Personal information
- Born: January 26, 1964 (age 62) New York, New York, U.S.
- Listed height: 6 ft 3 in (1.91 m)
- Listed weight: 228 lb (103 kg)

Career information
- High school: Thomas Jefferson (Los Angeles, California)
- College: Hawaii (1983–1986)
- NFL draft: 1987: 9th round, 243rd overall pick

Career history
- Seattle Seahawks (1987–1989); Green Bay Packers (1990)*;
- * Offseason or practice squad member only

Career NFL statistics
- Fumble recoveries: 2
- Stats at Pro Football Reference

= M. L. Johnson =

American football player (born 1964)

Michael Lamar Johnson (born January 26, 1964) is an American former professional football player who was a linebacker for three seasons with the Seattle Seahawks of the National Football League (NFL). He played college football for the Hawaii Rainbow Warriors and was selected by the Seahawks in the ninth round of the 1987 NFL draft.
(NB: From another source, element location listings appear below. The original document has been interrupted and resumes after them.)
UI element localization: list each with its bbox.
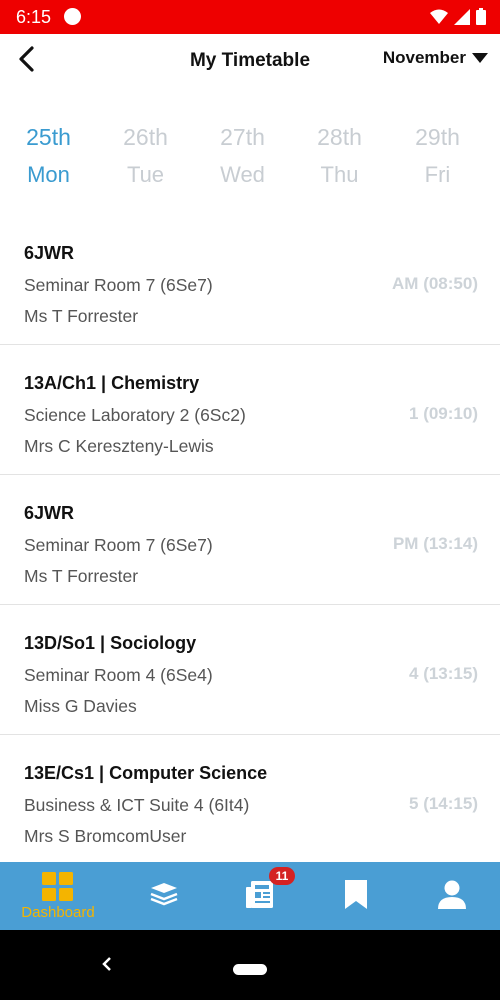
day-name: Thu: [320, 162, 359, 187]
day-tab-tue[interactable]: 26th Tue: [97, 118, 194, 194]
lesson-item[interactable]: 13D/So1 | Sociology Seminar Room 4 (6Se4…: [0, 605, 500, 735]
day-date: 29th: [415, 124, 460, 150]
battery-icon: [476, 8, 486, 25]
lesson-room: Seminar Room 4 (6Se4): [24, 665, 213, 685]
day-tab-fri[interactable]: 29th Fri: [389, 118, 486, 194]
lesson-item[interactable]: 6JWR Seminar Room 7 (6Se7) Ms T Forreste…: [0, 475, 500, 605]
dot-icon: [64, 8, 81, 25]
app-header: My Timetable November: [0, 34, 500, 88]
month-label: November: [382, 48, 466, 67]
signal-icon: [454, 8, 470, 25]
profile-icon: [438, 880, 466, 909]
lesson-teacher: Mrs S BromcomUser: [24, 826, 187, 846]
status-bar: 6:15: [0, 0, 500, 34]
day-tab-thu[interactable]: 28th Thu: [291, 118, 388, 194]
day-date: 28th: [317, 124, 362, 150]
lesson-item[interactable]: 13A/Ch1 | Chemistry Science Laboratory 2…: [0, 345, 500, 475]
lesson-title: 6JWR: [24, 503, 75, 523]
system-nav-bar: [0, 930, 500, 1000]
day-date: 27th: [220, 124, 265, 150]
books-icon: [150, 883, 178, 906]
lesson-title: 13A/Ch1 | Chemistry: [24, 373, 200, 393]
status-time: 6:15: [16, 7, 52, 27]
lesson-title: 13E/Cs1 | Computer Science: [24, 763, 268, 783]
lesson-period: 1 (09:10): [409, 404, 478, 423]
notification-badge: 11: [269, 867, 295, 885]
caret-down-icon: [472, 53, 488, 63]
nav-news[interactable]: 11: [210, 862, 310, 930]
wifi-icon: [430, 9, 448, 24]
day-date: 26th: [123, 124, 168, 150]
lesson-period: AM (08:50): [392, 274, 478, 293]
nav-bookmarks[interactable]: [306, 862, 406, 930]
day-tab-mon[interactable]: 25th Mon: [0, 118, 97, 194]
day-selector: 25th Mon 26th Tue 27th Wed 28th Thu 29th…: [0, 118, 500, 198]
dashboard-icon: [42, 872, 73, 901]
day-tab-wed[interactable]: 27th Wed: [194, 118, 291, 194]
day-name: Wed: [220, 162, 265, 187]
lesson-title: 13D/So1 | Sociology: [24, 633, 197, 653]
lesson-teacher: Miss G Davies: [24, 696, 137, 716]
nav-books[interactable]: [114, 862, 214, 930]
bottom-nav: Dashboard 11: [0, 862, 500, 930]
day-name: Mon: [27, 162, 70, 187]
lesson-item[interactable]: 13E/Cs1 | Computer Science Business & IC…: [0, 735, 500, 865]
lesson-title: 6JWR: [24, 243, 75, 263]
lesson-list: 6JWR Seminar Room 7 (6Se7) Ms T Forreste…: [0, 215, 500, 865]
nav-profile[interactable]: [402, 862, 500, 930]
day-name: Fri: [424, 162, 451, 187]
status-icons: [430, 8, 486, 25]
news-icon: [246, 881, 273, 908]
system-home-button[interactable]: [233, 964, 267, 975]
lesson-period: PM (13:14): [392, 534, 478, 553]
system-back-icon[interactable]: [100, 956, 114, 972]
day-date: 25th: [26, 124, 71, 150]
day-name: Tue: [126, 162, 165, 187]
bookmark-icon: [345, 880, 367, 909]
month-select[interactable]: November: [383, 48, 488, 68]
lesson-room: Seminar Room 7 (6Se7): [24, 535, 213, 555]
lesson-teacher: Mrs C Kereszteny-Lewis: [24, 436, 214, 456]
nav-label: Dashboard: [21, 904, 95, 921]
lesson-period: 5 (14:15): [409, 794, 478, 813]
lesson-teacher: Ms T Forrester: [24, 306, 139, 326]
nav-dashboard[interactable]: Dashboard: [8, 862, 108, 930]
lesson-room: Business & ICT Suite 4 (6It4): [24, 795, 250, 815]
lesson-room: Seminar Room 7 (6Se7): [24, 275, 213, 295]
lesson-teacher: Ms T Forrester: [24, 566, 139, 586]
lesson-room: Science Laboratory 2 (6Sc2): [24, 405, 246, 425]
lesson-period: 4 (13:15): [409, 664, 478, 683]
lesson-item[interactable]: 6JWR Seminar Room 7 (6Se7) Ms T Forreste…: [0, 215, 500, 345]
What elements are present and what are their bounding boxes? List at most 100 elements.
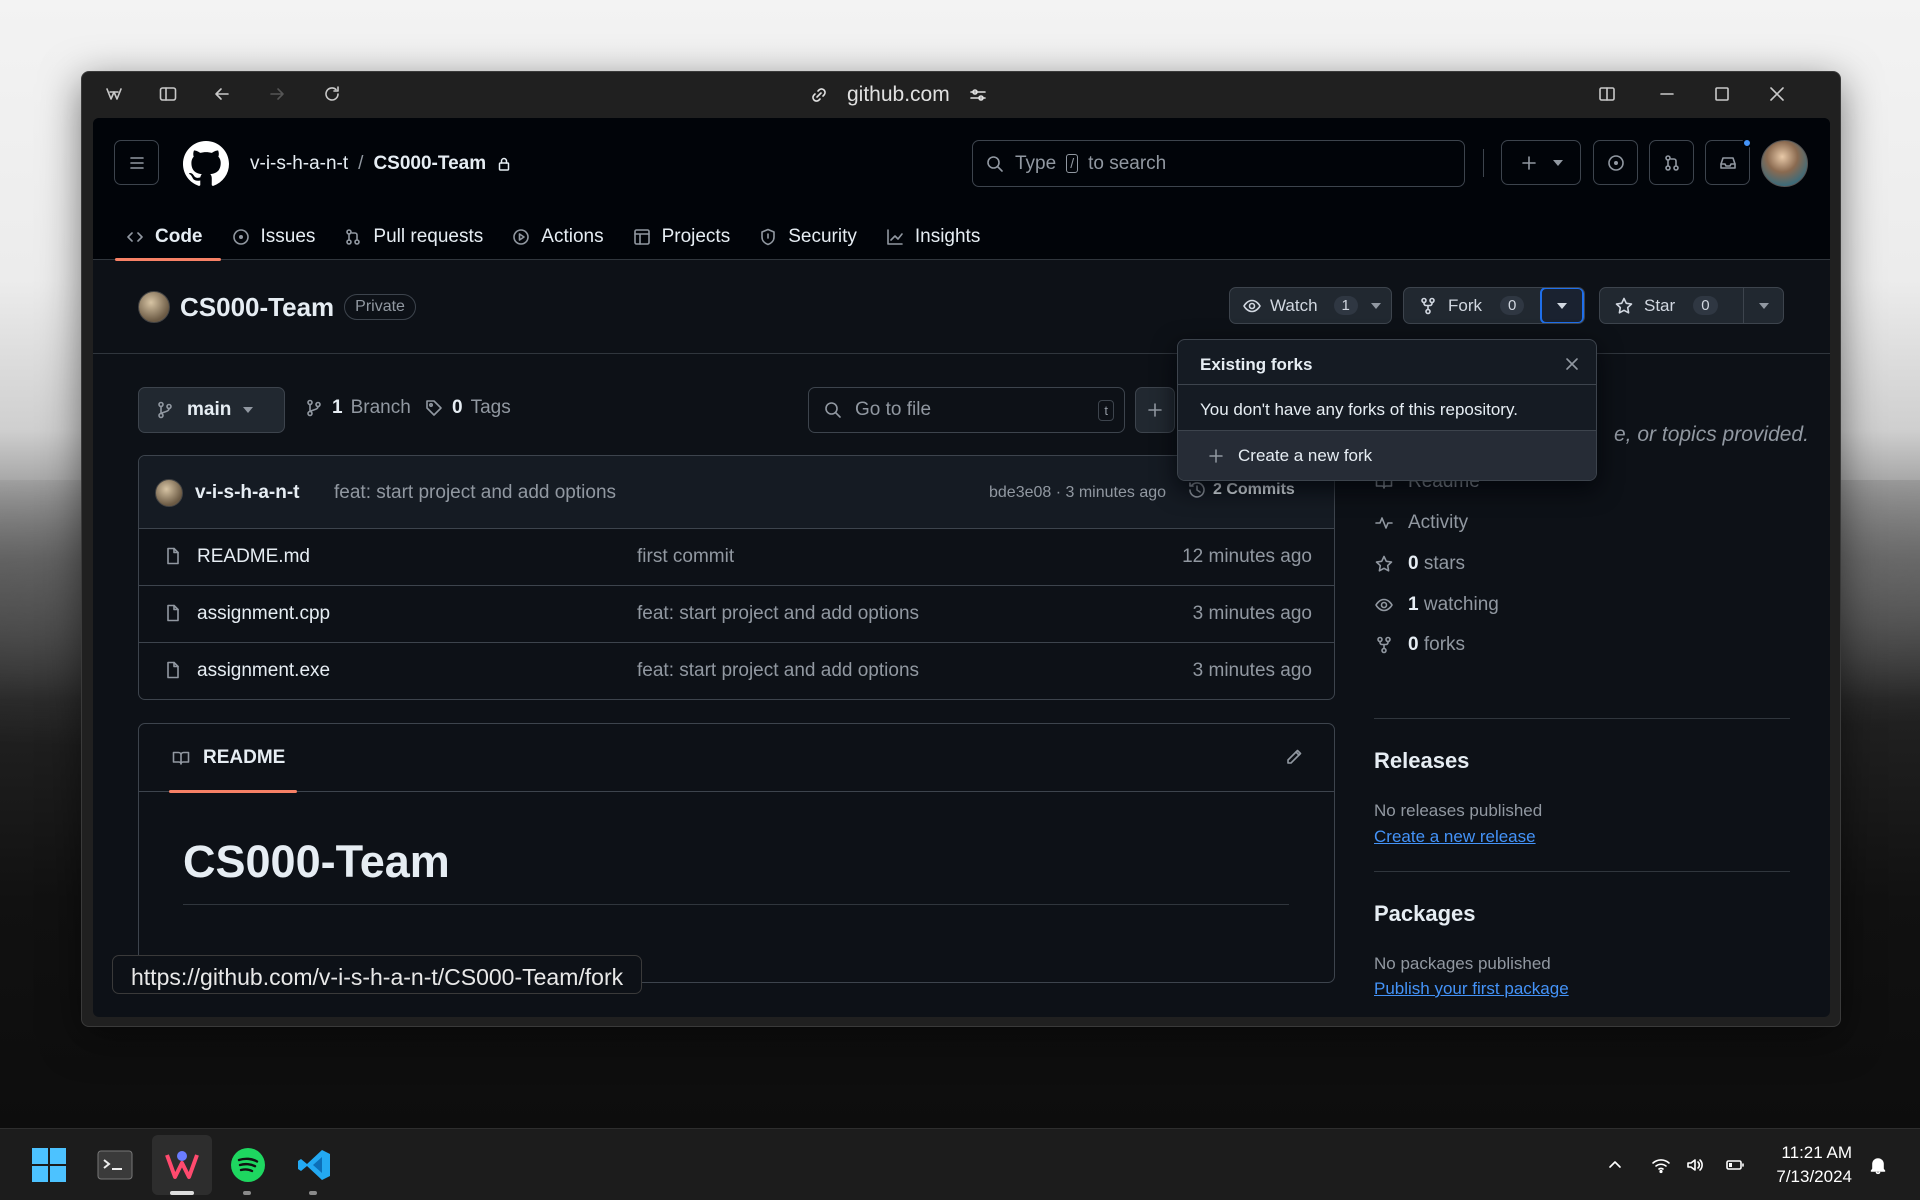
publish-package-link[interactable]: Publish your first package xyxy=(1374,979,1569,999)
branch-selector[interactable]: main xyxy=(138,387,285,433)
about-watching-link[interactable]: 1 watching xyxy=(1374,594,1499,616)
about-activity-link[interactable]: Activity xyxy=(1374,512,1468,534)
watch-main[interactable]: Watch 1 xyxy=(1230,296,1361,316)
notifications-bell-icon[interactable] xyxy=(1856,1143,1900,1187)
taskbar-clock[interactable]: 11:21 AM 7/13/2024 xyxy=(1776,1141,1852,1189)
table-row[interactable]: assignment.exe feat: start project and ad… xyxy=(139,643,1334,699)
commits-link[interactable]: 2 Commits xyxy=(1187,480,1295,500)
commit-message[interactable]: feat: start project and add options xyxy=(334,482,616,504)
table-row[interactable]: assignment.cpp feat: start project and ad… xyxy=(139,586,1334,643)
owner-avatar[interactable] xyxy=(138,291,170,323)
minimize-icon[interactable] xyxy=(1657,84,1677,104)
tab-pull-requests[interactable]: Pull requests xyxy=(333,214,501,260)
add-file-button[interactable] xyxy=(1135,387,1175,433)
releases-heading[interactable]: Releases xyxy=(1374,748,1469,774)
readme-header: README xyxy=(139,724,1334,793)
file-name[interactable]: README.md xyxy=(197,546,310,568)
about-stars-link[interactable]: 0 stars xyxy=(1374,553,1465,575)
star-button[interactable]: Star 0 xyxy=(1599,287,1784,324)
commit-author-avatar[interactable] xyxy=(155,479,183,507)
readme-tab[interactable]: README xyxy=(159,724,298,793)
about-activity-label: Activity xyxy=(1408,512,1469,533)
plus-icon xyxy=(1519,153,1539,173)
packages-heading[interactable]: Packages xyxy=(1374,901,1476,927)
file-commit-message[interactable]: feat: start project and add options xyxy=(637,603,919,625)
file-icon xyxy=(163,546,183,566)
vscode-icon[interactable] xyxy=(292,1143,336,1187)
commits-count: 2 Commits xyxy=(1213,481,1295,498)
spotify-icon[interactable] xyxy=(226,1143,270,1187)
create-fork-item[interactable]: Create a new fork xyxy=(1178,431,1596,480)
tab-security[interactable]: Security xyxy=(748,214,875,260)
no-packages-text: No packages published xyxy=(1374,954,1551,973)
tags-link[interactable]: 0 Tags xyxy=(424,397,511,419)
fork-label: Fork xyxy=(1448,295,1482,315)
tab-issues[interactable]: Issues xyxy=(221,214,334,260)
pull-requests-button[interactable] xyxy=(1649,140,1694,185)
readme-tab-label: README xyxy=(203,747,286,768)
github-header: v-i-s-h-a-n-t / CS000-Team Type / to sea… xyxy=(93,118,1830,261)
address-bar[interactable]: github.com xyxy=(809,82,988,108)
sidebar-toggle-icon[interactable] xyxy=(158,84,178,104)
github-logo-icon[interactable] xyxy=(183,141,229,187)
volume-icon[interactable] xyxy=(1673,1143,1717,1187)
reload-icon[interactable] xyxy=(322,84,342,104)
browser-logo-icon[interactable] xyxy=(104,84,124,104)
battery-icon[interactable] xyxy=(1713,1143,1757,1187)
watch-button[interactable]: Watch 1 xyxy=(1229,287,1392,324)
browser-app-icon[interactable] xyxy=(160,1143,204,1187)
fork-button[interactable]: Fork 0 xyxy=(1403,287,1585,324)
commit-author[interactable]: v-i-s-h-a-n-t xyxy=(195,482,299,504)
tab-actions-label: Actions xyxy=(541,226,604,247)
watch-caret-down-icon[interactable] xyxy=(1361,302,1391,309)
file-commit-message[interactable]: first commit xyxy=(637,546,734,568)
start-button[interactable] xyxy=(27,1143,71,1187)
search-shortcut-key: / xyxy=(1066,154,1079,173)
star-caret-down-icon[interactable] xyxy=(1744,302,1783,309)
inbox-button[interactable] xyxy=(1705,138,1752,185)
file-name[interactable]: assignment.exe xyxy=(197,660,330,682)
back-icon[interactable] xyxy=(212,84,232,104)
tab-actions[interactable]: Actions xyxy=(501,214,621,260)
issues-button[interactable] xyxy=(1593,140,1638,185)
book-icon xyxy=(171,748,191,768)
owner-link[interactable]: v-i-s-h-a-n-t xyxy=(250,153,348,175)
close-icon[interactable] xyxy=(1562,354,1582,374)
branch-count-icon xyxy=(304,398,324,418)
go-to-file-input[interactable]: Go to file t xyxy=(808,387,1125,433)
fork-main[interactable]: Fork 0 xyxy=(1404,296,1540,316)
pencil-icon[interactable] xyxy=(1284,747,1304,767)
tab-projects[interactable]: Projects xyxy=(622,214,749,260)
repo-link[interactable]: CS000-Team xyxy=(373,153,486,175)
about-description: e, or topics provided. xyxy=(1614,423,1809,446)
table-row[interactable]: README.md first commit 12 minutes ago xyxy=(139,529,1334,586)
star-main[interactable]: Star 0 xyxy=(1600,296,1743,316)
maximize-icon[interactable] xyxy=(1712,84,1732,104)
forward-icon[interactable] xyxy=(267,84,287,104)
caret-down-icon xyxy=(1553,159,1563,166)
terminal-icon[interactable] xyxy=(93,1143,137,1187)
hamburger-menu-button[interactable] xyxy=(114,140,159,185)
eye-icon xyxy=(1242,296,1262,316)
stars-label: stars xyxy=(1423,553,1466,574)
site-settings-icon[interactable] xyxy=(968,85,988,105)
watch-count: 1 xyxy=(1333,296,1358,315)
create-release-link[interactable]: Create a new release xyxy=(1374,827,1536,847)
close-window-icon[interactable] xyxy=(1767,84,1787,104)
file-commit-message[interactable]: feat: start project and add options xyxy=(637,660,919,682)
fork-dropdown-caret-icon[interactable] xyxy=(1540,288,1584,323)
chevron-up-icon[interactable] xyxy=(1593,1143,1637,1187)
tag-count: 0 xyxy=(452,397,463,418)
repo-name[interactable]: CS000-Team xyxy=(180,292,334,323)
search-input[interactable]: Type / to search xyxy=(972,140,1465,187)
commit-meta[interactable]: bde3e08 · 3 minutes ago xyxy=(989,484,1166,502)
user-avatar[interactable] xyxy=(1761,140,1808,187)
branches-link[interactable]: 1 Branch xyxy=(304,397,411,419)
create-new-button[interactable] xyxy=(1501,140,1581,185)
tab-insights[interactable]: Insights xyxy=(875,214,998,260)
split-view-icon[interactable] xyxy=(1597,84,1617,104)
tab-code[interactable]: Code xyxy=(115,214,221,261)
file-name[interactable]: assignment.cpp xyxy=(197,603,330,625)
file-icon xyxy=(163,660,183,680)
about-forks-link[interactable]: 0 forks xyxy=(1374,634,1465,656)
==Early life and college==
Michael Lamar Johnson was born on January 26, 1964, in New York, New York. He attended Jefferson High School in Los Angeles, California.

Johnson was a four-year letterman for the Hawaii Rainbow Warriors of the University of Hawaiʻi at Mānoa from 1983 to 1986.

==Professional career==
Johnson was selected by the Seattle Seahawks in the ninth round, with the 243rd overall pick, of the 1987 NFL draft. He officially signed with the team on July 21. He played in eight games for the Seahawks during the 1987 season. Johnson also appeared in one playoff game that year. He played in all 16 games, starting one, in 1988. He also appeared in a postseason game during the 1988 season. Johnson played in 13 games, starting a career-high eight, in 1989 and recovered two fumbles. He became a free agent after the 1989 season.

Johnson signed with the Green Bay Packers on April 1, 1990. He was released on August 20, 1990.